No surprise, then, that the play belongs almost exclusively to Peacock. Her Elora gazes up at us with bewitching eyes and a Cheshire cat grin as she zips about in her chair. You come to barely notice her crabbed hands – "dead birds," she calls them when they seize up – or her frail, twisted body. She's an irrepressible life force even when being fed from a tube or joking about her ever-present bedpan.

Bennett's Julian is harder to like and he treats Elora with an air of gentle condescension even in his love scenes. You can never really believe that he is besotted with her. She is more clearly adored by Francis, her gay caregiver – played by Robert Persichini with a sad-sack charm that recalls Philip Seymour Hoffman. Only we are never given to understand why his devotion to Elora exceeds even his love for his husband.

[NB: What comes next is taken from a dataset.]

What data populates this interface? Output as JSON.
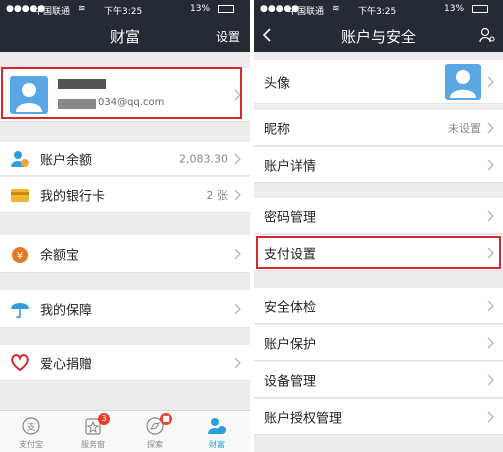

Hannah, Julian's elderly, semi-demented mother, is a better developed character. Thompson uses her to bolster the play's argument against institutionalization, and she's bravely and touchingly portrayed by Patricia Collins.

Director Dean Gabourie and designer Eo Sharp confine the play's action to an abstract square space that vaguely suggests a boxing ring. But there are times when Gabourie's staging could use more punch.

The expressive lighting is by Itai Erdal, who, as it happens, has a show of his own about mercy killing. How to Disappear Completely, a solo piece in which Erdal describes assisting the suicide of his cancer-stricken mother, can be seen this week in Stratford and at Toronto's SummerWorks festival. It offers the perspective that is missing from The Thrill.